Liputan6.com, Jakarta Pemerintah diminta lebih serius menekan aksi penimbunan bahan pangan oleh oknum tertentu. Aksi para spekulan kerap berdampak ke lonjakan harga pangan, terlebih saat Ramadan dan jelang Lebaran.
Pengamat Kebijakan Pangan Suwidi Tono mengapresiasi langkah pemerintah yang aktif melakukan inspeksi mendadak (sidak) jelang Ramadan. Namun itu dinilai belum cukup. Masih ada beberapa langkah yang harus pemerintah lakukan untuk mengurangi spekulasi harga di berbagai daerah.
"Sidak pasar itu mekanisme ad-hoc dan shock therapy bagi para spekulan yang mencoba mendulang untung secara tak wajar. Akan lebih baik kalau pola monitoring harga dilembagakan dalam sistem yang akuntabel. Artinya, semua pihak seperti pemerintah, pedagang, konsumen, dan lain-lain punya alat kontrol yang akuntabel dan transparan untuk mengetahui sisi supply and demand sebagai dasar pembentukan harga di pasar," ujar dia dalam keterangan tertulis di Jakarta, Jumat (2/6/2017).
Baca Juga
Advertisement
Suwidi mengatakan, kurangnya informasi terkait harga dan pasokan pangan mengakibatkan distorsi harga. Hal tersebut karena sistem monitoring yang belum maksimal dan regulasi yang belum bersinergi dengan baik satu sama lain.
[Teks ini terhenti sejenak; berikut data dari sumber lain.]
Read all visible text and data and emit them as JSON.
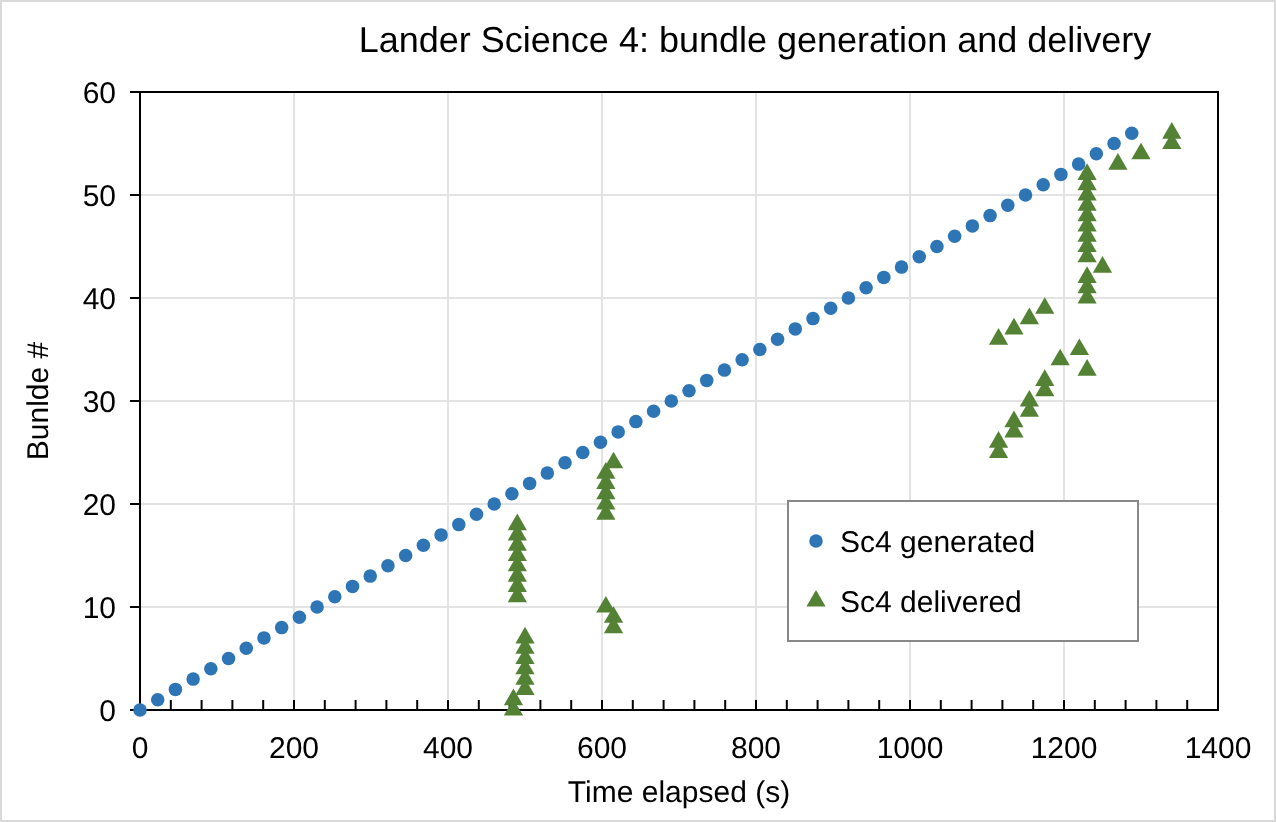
{
  "chart_data": {
    "type": "scatter",
    "title": "Lander Science 4: bundle generation and delivery",
    "xlabel": "Time elapsed (s)",
    "ylabel": "Bunlde #",
    "xlim": [
      0,
      1400
    ],
    "ylim": [
      0,
      60
    ],
    "xticks": [
      0,
      {
        "value": 40,
        "label": null
      },
      {
        "value": 80,
        "label": null
      },
      {
        "value": 120,
        "label": null
      },
      {
        "value": 160,
        "label": null
      },
      200,
      {
        "value": 240,
        "label": null
      },
      {
        "value": 280,
        "label": null
      },
      {
        "value": 320,
        "label": null
      },
      {
        "value": 360,
        "label": null
      },
      400,
      {
        "value": 440,
        "label": null
      },
      {
        "value": 480,
        "label": null
      },
      {
        "value": 520,
        "label": null
      },
      {
        "value": 560,
        "label": null
      },
      600,
      {
        "value": 640,
        "label": null
      },
      {
        "value": 680,
        "label": null
      },
      {
        "value": 720,
        "label": null
      },
      {
        "value": 760,
        "label": null
      },
      800,
      {
        "value": 840,
        "label": null
      },
      {
        "value": 880,
        "label": null
      },
      {
        "value": 920,
        "label": null
      },
      {
        "value": 960,
        "label": null
      },
      1000,
      {
        "value": 1040,
        "label": null
      },
      {
        "value": 1080,
        "label": null
      },
      {
        "value": 1120,
        "label": null
      },
      {
        "value": 1160,
        "label": null
      },
      1200,
      {
        "value": 1240,
        "label": null
      },
      {
        "value": 1280,
        "label": null
      },
      {
        "value": 1320,
        "label": null
      },
      {
        "value": 1360,
        "label": null
      },
      1400
    ],
    "yticks": [
      0,
      10,
      20,
      30,
      40,
      50,
      60
    ],
    "grid": true,
    "legend": "right",
    "series": [
      {
        "name": "Sc4 generated",
        "color": "#2e75b6",
        "marker": "circle",
        "x": [
          0,
          23,
          46,
          69,
          92,
          115,
          138,
          161,
          184,
          207,
          230,
          253,
          276,
          299,
          322,
          345,
          368,
          391,
          414,
          437,
          460,
          483,
          506,
          529,
          552,
          575,
          598,
          621,
          644,
          667,
          690,
          713,
          736,
          759,
          782,
          805,
          828,
          851,
          874,
          897,
          920,
          943,
          966,
          989,
          1012,
          1035,
          1058,
          1081,
          1104,
          1127,
          1150,
          1173,
          1196,
          1219,
          1242,
          1265,
          1288
        ],
        "values": [
          0,
          1,
          2,
          3,
          4,
          5,
          6,
          7,
          8,
          9,
          10,
          11,
          12,
          13,
          14,
          15,
          16,
          17,
          18,
          19,
          20,
          21,
          22,
          23,
          24,
          25,
          26,
          27,
          28,
          29,
          30,
          31,
          32,
          33,
          34,
          35,
          36,
          37,
          38,
          39,
          40,
          41,
          42,
          43,
          44,
          45,
          46,
          47,
          48,
          49,
          50,
          51,
          52,
          53,
          54,
          55,
          56
        ]
      },
      {
        "name": "Sc4 delivered",
        "color": "#548235",
        "marker": "triangle",
        "x": [
          485,
          485,
          500,
          500,
          500,
          500,
          500,
          500,
          615,
          615,
          605,
          490,
          490,
          490,
          490,
          490,
          490,
          490,
          490,
          605,
          605,
          605,
          605,
          605,
          615,
          1115,
          1115,
          1135,
          1135,
          1155,
          1155,
          1175,
          1175,
          1230,
          1195,
          1220,
          1115,
          1135,
          1155,
          1175,
          1230,
          1230,
          1230,
          1250,
          1230,
          1230,
          1230,
          1230,
          1230,
          1230,
          1230,
          1230,
          1230,
          1270,
          1300,
          1340,
          1340
        ],
        "values": [
          0,
          1,
          2,
          3,
          4,
          5,
          6,
          7,
          8,
          9,
          10,
          11,
          12,
          13,
          14,
          15,
          16,
          17,
          18,
          19,
          20,
          21,
          22,
          23,
          24,
          25,
          26,
          27,
          28,
          29,
          30,
          31,
          32,
          33,
          34,
          35,
          36,
          37,
          38,
          39,
          40,
          41,
          42,
          43,
          44,
          45,
          46,
          47,
          48,
          49,
          50,
          51,
          52,
          53,
          54,
          55,
          56
        ]
      }
    ]
  }
}
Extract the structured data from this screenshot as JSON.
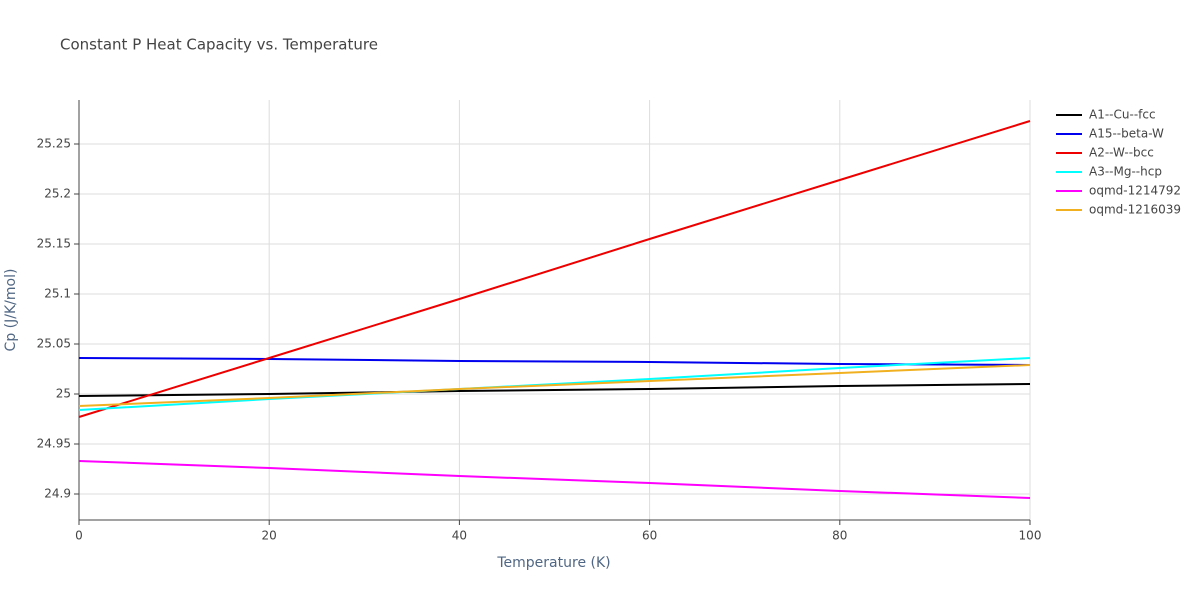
{
  "chart_data": {
    "type": "line",
    "title": "Constant P Heat Capacity vs. Temperature",
    "x_label": "Temperature (K)",
    "y_label": "Cp (J/K/mol)",
    "x": [
      0,
      20,
      40,
      60,
      80,
      100
    ],
    "series": [
      {
        "name": "A1--Cu--fcc",
        "color": "#000000",
        "values": [
          24.998,
          25.0,
          25.003,
          25.005,
          25.008,
          25.01
        ]
      },
      {
        "name": "A15--beta-W",
        "color": "#0000ee",
        "values": [
          25.036,
          25.035,
          25.033,
          25.032,
          25.03,
          25.029
        ]
      },
      {
        "name": "A2--W--bcc",
        "color": "#ee0000",
        "values": [
          24.977,
          25.036,
          25.095,
          25.155,
          25.214,
          25.273
        ]
      },
      {
        "name": "A3--Mg--hcp",
        "color": "#00ffff",
        "values": [
          24.984,
          24.995,
          25.005,
          25.015,
          25.026,
          25.036
        ]
      },
      {
        "name": "oqmd-1214792",
        "color": "#ff00ff",
        "values": [
          24.933,
          24.926,
          24.918,
          24.911,
          24.903,
          24.896
        ]
      },
      {
        "name": "oqmd-1216039",
        "color": "#f0b020",
        "values": [
          24.988,
          24.996,
          25.005,
          25.013,
          25.021,
          25.029
        ]
      }
    ],
    "xlim": [
      0,
      100
    ],
    "xticks": [
      0,
      20,
      40,
      60,
      80,
      100
    ],
    "ylim": [
      24.874,
      25.294
    ],
    "yticks": [
      24.9,
      24.95,
      25,
      25.05,
      25.1,
      25.15,
      25.2,
      25.25
    ],
    "grid": true,
    "legend": "right"
  }
}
"Sistem monitoring dan evaluasi harga harus terus di-update, bukan hanya untuk keperluan momen khusus seperti Ramadan dan Idul Fitri saja, melainkan melembaga sampai ke daerah setiap saat," dia menuturkan.
Selain itu, marjin keuntungan dalam tata niaga seharusnya dinikmati produsen yaitu petani dan peternak, bukan broker atau pedagang. Regulasi tata niaga komoditas pangan strategis harus menjamin hal ini sekaligus membuat harga tidak merugikan konsumen.
"Dengan begitu, akan jauh mengurangi spekulasi harga karena jaringan informasi harga beserta sisi supply and demand dapat terhubung sehingga semua pemangku kepentingan dapat memonitor stok dan harga di masing-masing daerahnya," kata dia.
Pemerintah juga harus lebih berani menindak tegas para spekulan yang sampai saat ini masih menjadi bayang menakutkan bagi masyarakat.
"Produsen dan konsumen dirugikan. Apalagi pemerintah sudah punya data distributor besar beserta outlet-nya sehingga pelanggaran terhadap kesepakatan harga mereka, tindakan yang tidak dapat ditolerir. Cabut SIUP atau lisensi impornya," dia menandaskan.
Menteri Perdagangan (Mendag) Enggartiasto Lukita sebelumnya menyatakan pemerintah berkomitmen untuk menjaga stabilitas pangan. Melalui Satuan Tugas (Satgas) Pangan yang terbentuk, hingga kini sudah ada 6 perusahaan importir dan industri yang dibekukan izinnya.
Enam perusahaan ini terdiri dari importir produk hortikultura hingga pelaku industri yang menjual gula rafinasi ke pasar.
Menurut di, langkah yang dilakukan ini memang harus cepat dan tegas guna memberikan efek jera pada pengusaha yang melakukan kecurangan. “Mereka sudah terkena (kasus) kalau importir pasti sudah kami bekukan dahulu izinnya. Ada yang sudah kami bekukan kira-kira enam (perusahaan),” ungkap dia.
Dengan adanya Satgas Pangan, Enggar yakin gejolak harga pangan di pasar pada bulan puasa tahun ini tidak akan terlalu besar. "Dengan adanya Satgas, pengecekan sampai di Polres. Dengan jaringan yang kuat mempunyai data dari Kementerian Perdagangan dan Kementerian Pertanian crossing sehingga Satgas lihat dan pantau,” kata dia.